San Andreas review - 'A disaster flick with nothing new to offer'
It's often been suggested as a possible explanation for Hollywood's hedonism and debauchery that it sits on a geological fault line between two tectonic plates and could, like Sodom, disappear at any time. That's pretty much what happens in San Andreas, a big-budget action romp that wallows in the dubious traditions of the 1970s disaster movies and occasionally even has the wit to make fun of them. But only occasionally, because this is a blundering behemoth of a picture that unfolds with a heavy tread and smothers its storyline with hoary clichés and booming special effects.
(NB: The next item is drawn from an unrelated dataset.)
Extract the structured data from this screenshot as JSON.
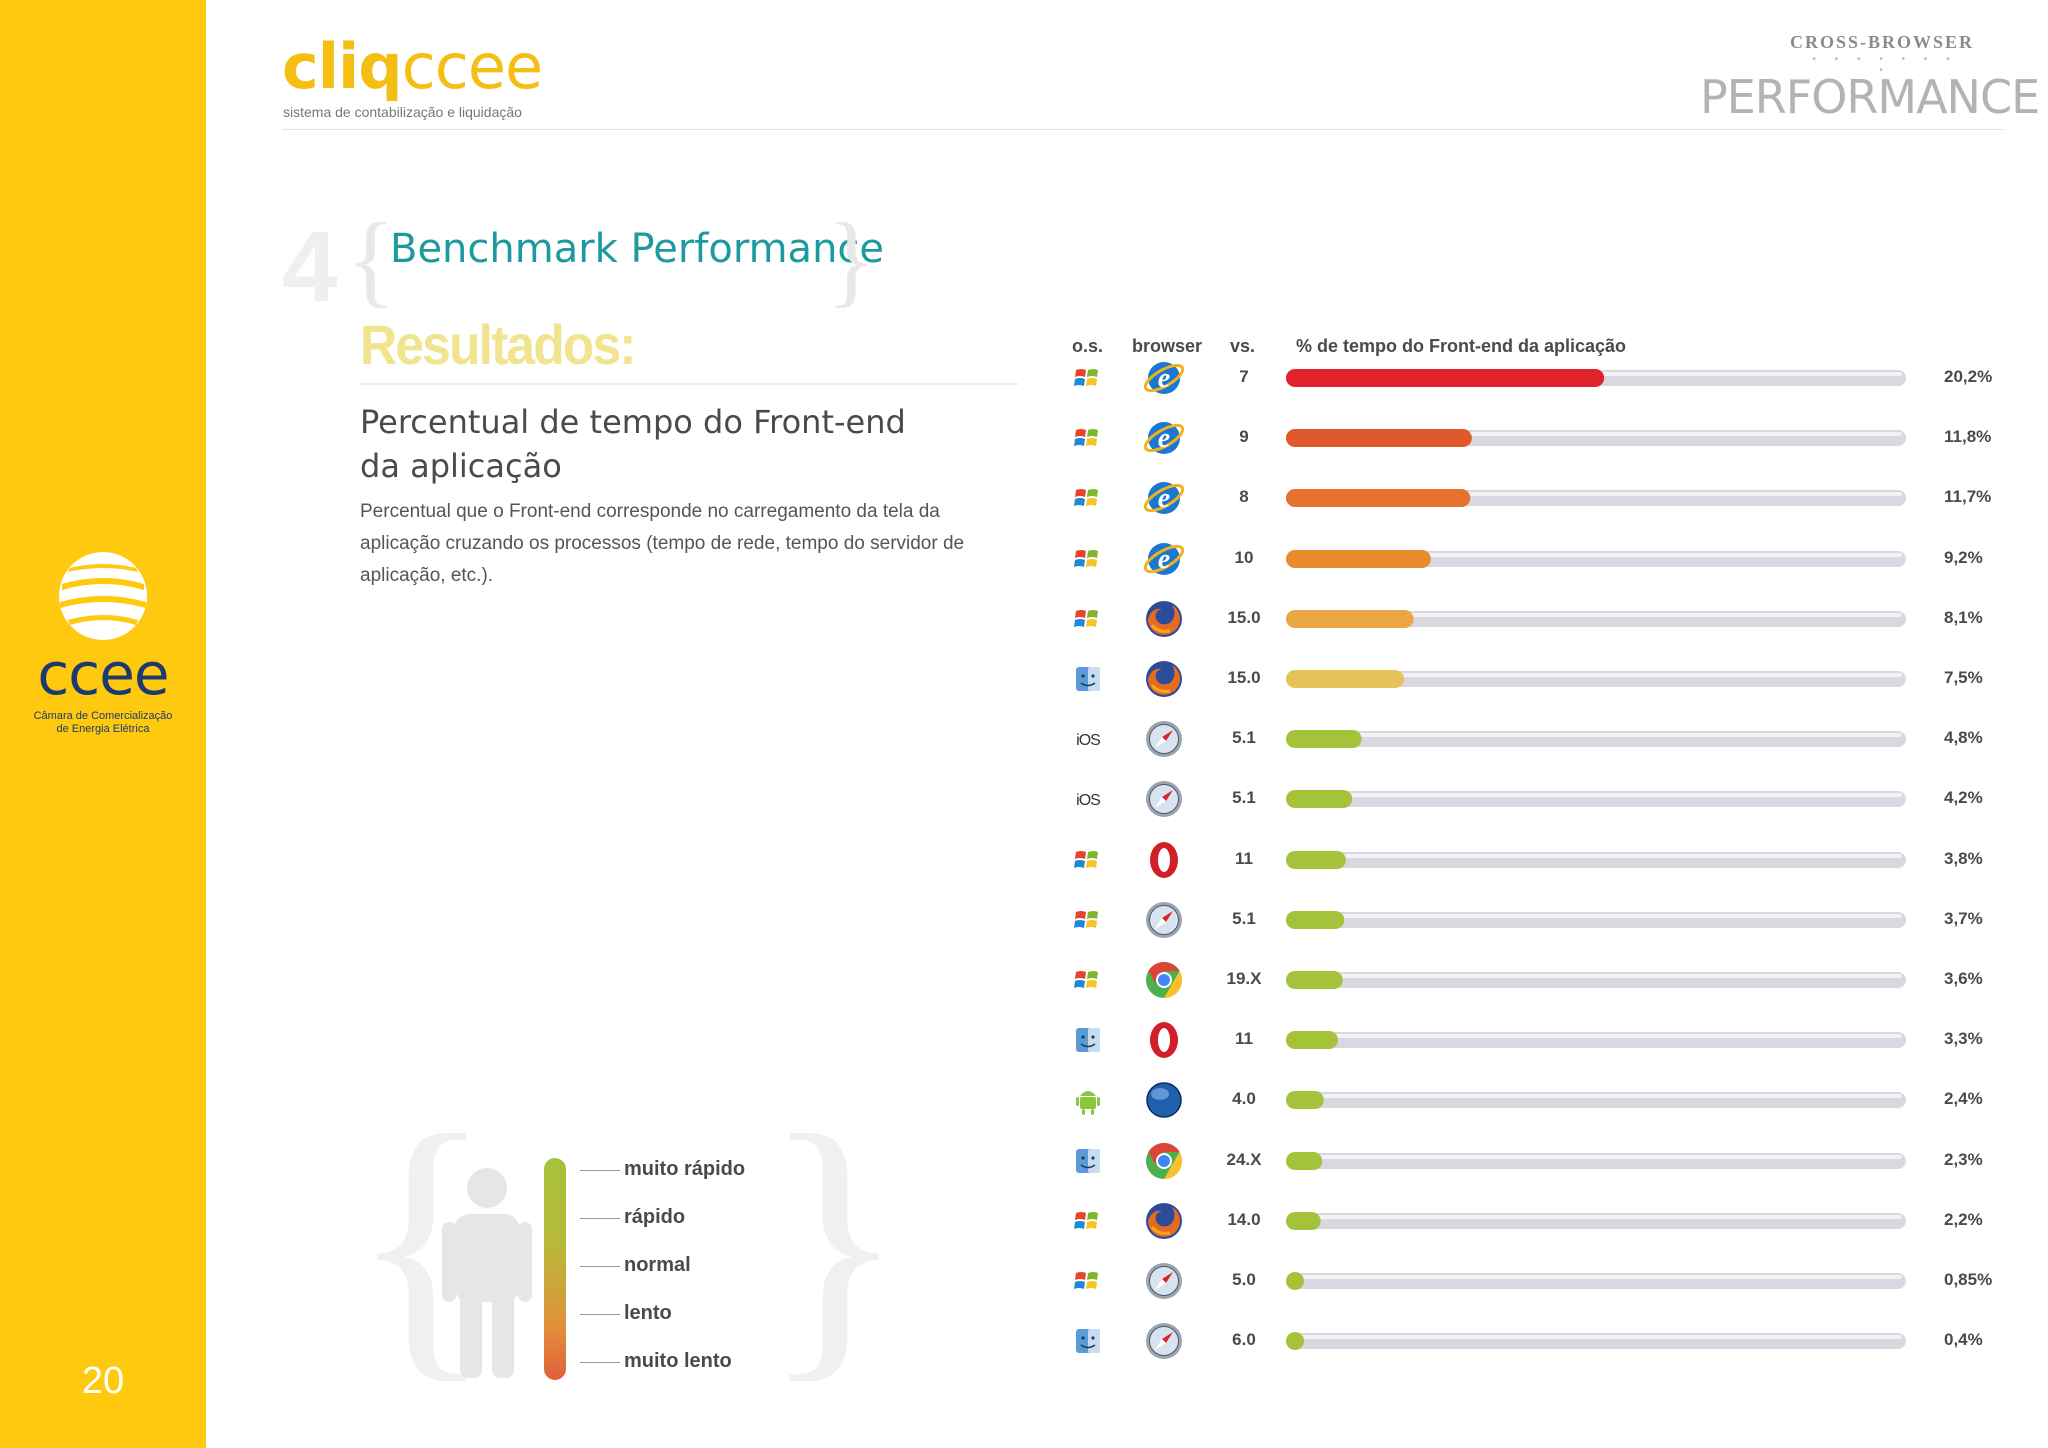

The affable but irredeemably wooden Dwayne Johnson is Chief Ray Gaines, a veteran rescue-helicopter pilot with a secret sadness. A few years back his daughter died in a white-water rafting accident, and the poor chap has never got over it: we know this because every now and then he pauses at the chopper's controls and stares wistfully into the middle distance, much to the dismay of his passengers.
This tragedy did nothing for his marriage, and now Ray's beautiful ex-wife Emma (Carla Gugino) has taken up with another man, a slick, handsome and suspiciously British architect called Daniel (Ioan Gruffudd).
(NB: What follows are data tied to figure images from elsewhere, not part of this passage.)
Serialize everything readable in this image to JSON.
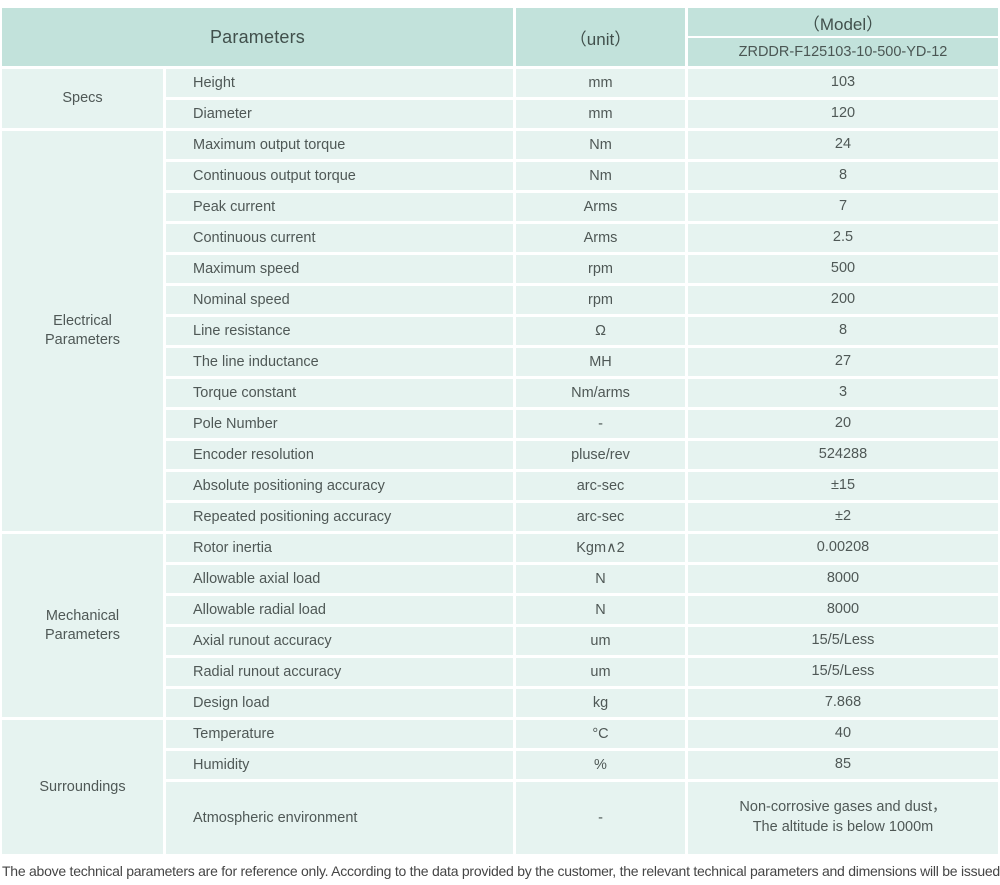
{
  "header": {
    "parameters_label": "Parameters",
    "unit_label": "（unit）",
    "model_label": "（Model）",
    "model_value": "ZRDDR-F125103-10-500-YD-12"
  },
  "sections": [
    {
      "label": "Specs",
      "rows": [
        {
          "name": "Height",
          "unit": "mm",
          "value": "103"
        },
        {
          "name": "Diameter",
          "unit": "mm",
          "value": "120"
        }
      ]
    },
    {
      "label": "Electrical\nParameters",
      "rows": [
        {
          "name": "Maximum output torque",
          "unit": "Nm",
          "value": "24"
        },
        {
          "name": "Continuous output torque",
          "unit": "Nm",
          "value": "8"
        },
        {
          "name": "Peak current",
          "unit": "Arms",
          "value": "7"
        },
        {
          "name": "Continuous current",
          "unit": "Arms",
          "value": "2.5"
        },
        {
          "name": "Maximum speed",
          "unit": "rpm",
          "value": "500"
        },
        {
          "name": "Nominal speed",
          "unit": "rpm",
          "value": "200"
        },
        {
          "name": "Line resistance",
          "unit": "Ω",
          "value": "8"
        },
        {
          "name": "The line inductance",
          "unit": "MH",
          "value": "27"
        },
        {
          "name": "Torque constant",
          "unit": "Nm/arms",
          "value": "3"
        },
        {
          "name": "Pole Number",
          "unit": "-",
          "value": "20"
        },
        {
          "name": "Encoder resolution",
          "unit": "pluse/rev",
          "value": "524288"
        },
        {
          "name": "Absolute positioning accuracy",
          "unit": "arc-sec",
          "value": "±15"
        },
        {
          "name": "Repeated positioning accuracy",
          "unit": "arc-sec",
          "value": "±2"
        }
      ]
    },
    {
      "label": "Mechanical\nParameters",
      "rows": [
        {
          "name": "Rotor inertia",
          "unit": "Kgm∧2",
          "value": "0.00208"
        },
        {
          "name": "Allowable axial load",
          "unit": "N",
          "value": "8000"
        },
        {
          "name": "Allowable radial load",
          "unit": "N",
          "value": "8000"
        },
        {
          "name": "Axial runout accuracy",
          "unit": "um",
          "value": "15/5/Less"
        },
        {
          "name": "Radial runout accuracy",
          "unit": "um",
          "value": "15/5/Less"
        },
        {
          "name": "Design load",
          "unit": "kg",
          "value": "7.868"
        }
      ]
    },
    {
      "label": "Surroundings",
      "rows": [
        {
          "name": "Temperature",
          "unit": "°C",
          "value": "40"
        },
        {
          "name": "Humidity",
          "unit": "%",
          "value": "85"
        },
        {
          "name": "Atmospheric environment",
          "unit": "-",
          "value": "Non-corrosive gases and dust，\nThe altitude is below 1000m"
        }
      ]
    }
  ],
  "footer": {
    "note": "The above technical parameters are for reference only. According to the data provided by the customer, the relevant technical parameters and dimensions will be issued."
  },
  "colors": {
    "header_bg": "#c2e2db",
    "cell_bg": "#e6f3f0"
  }
}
Their grown-up daughter Blake (Alexandra Daddario) has decided to spend the summer in San Francisco, and Ray and Emma are seeing her off when he's called away on urgent business. Something's a rattling in downtown Los Angeles, and a team of scientists led by Paul Giamatti (a good actor swimming gamely against the tide) have discovered evidence that the mother and father of quakes is about to hit southern California.
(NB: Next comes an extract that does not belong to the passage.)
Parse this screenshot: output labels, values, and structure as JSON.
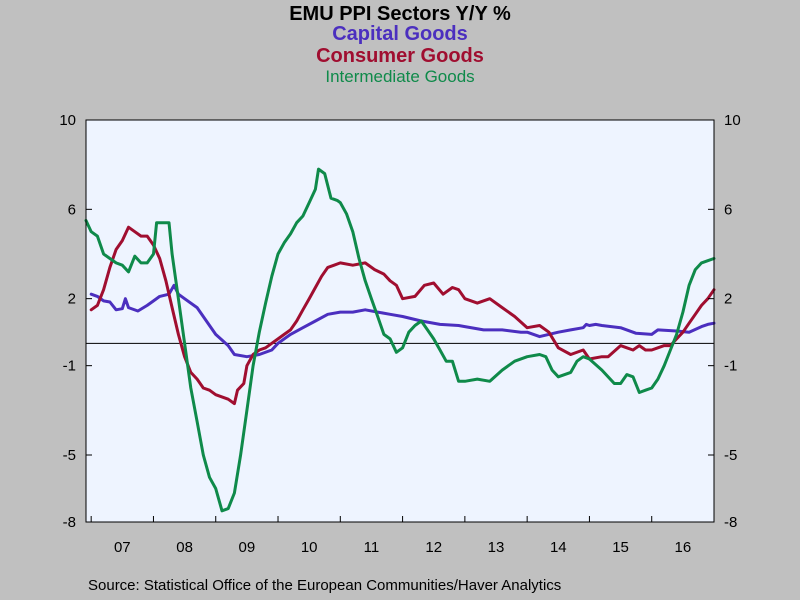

It does (this would be a pretty redundant disaster movie otherwise), and in the film's best scenes, Ray flies through toppling skyscrapers to rescue Emma from an ill-timed lunch date. They're so pleased to see each other you just know they're going to hit it off again, but meanwhile they must find Blake, who's trapped in a tall building in San Francisco and about to experience an even bigger tremor.
San Andreas is not the first film to have dramatised California's worst nightmare: over the years there've been at least five of them, the most memorable being a sprawling 1970s extravaganza starring Charlton Heston and Ava Gardner and titled, not very imaginatively, Earthquake. Brad Peyton's movie seems cognisant of its predecessors, shows an awareness of disaster convention and even appears at times to be in on its own joke.
The earthquake goes out of its way to discommode the wicked: a group of tanned idiots sipping cocktails around a swimming pool at the top of a skyscraper are really asking for it, and Kylie Minogue makes a brief cameo as an odious diner who should have been politer to her waiter if she'd intended walking out of this film alive.
The effects, needless to say, are pretty special, and the panache with which the skylines of Los Angeles and San Francisco are demolished is laudable. An accompanying tsunami is used to prevent the film's action sequences from becoming too samey, and Ray's daughter becomes involved in a rather anaemic subsidiary love story when she meets a shy young lawyer who turns out to be a bit of a hero.
But in a way San Andreas falls between two stools: it's not funny enough to work as a knowing spoof, and too glib and plastic to be taken seriously as an engrossing action thriller. Ray and his family are too contrived, too neat and cookie-cutter perfect to really engage our concern, and while one might shake one's head sadly if a building collapsed on Ray, you wouldn't shed a tear.
Dwayne Johnson does appear to cry at one point, as he 'opens up' to his ex-wife and shares his feelings about the death of their child, but then again there may have been some earthquake dust in his eye.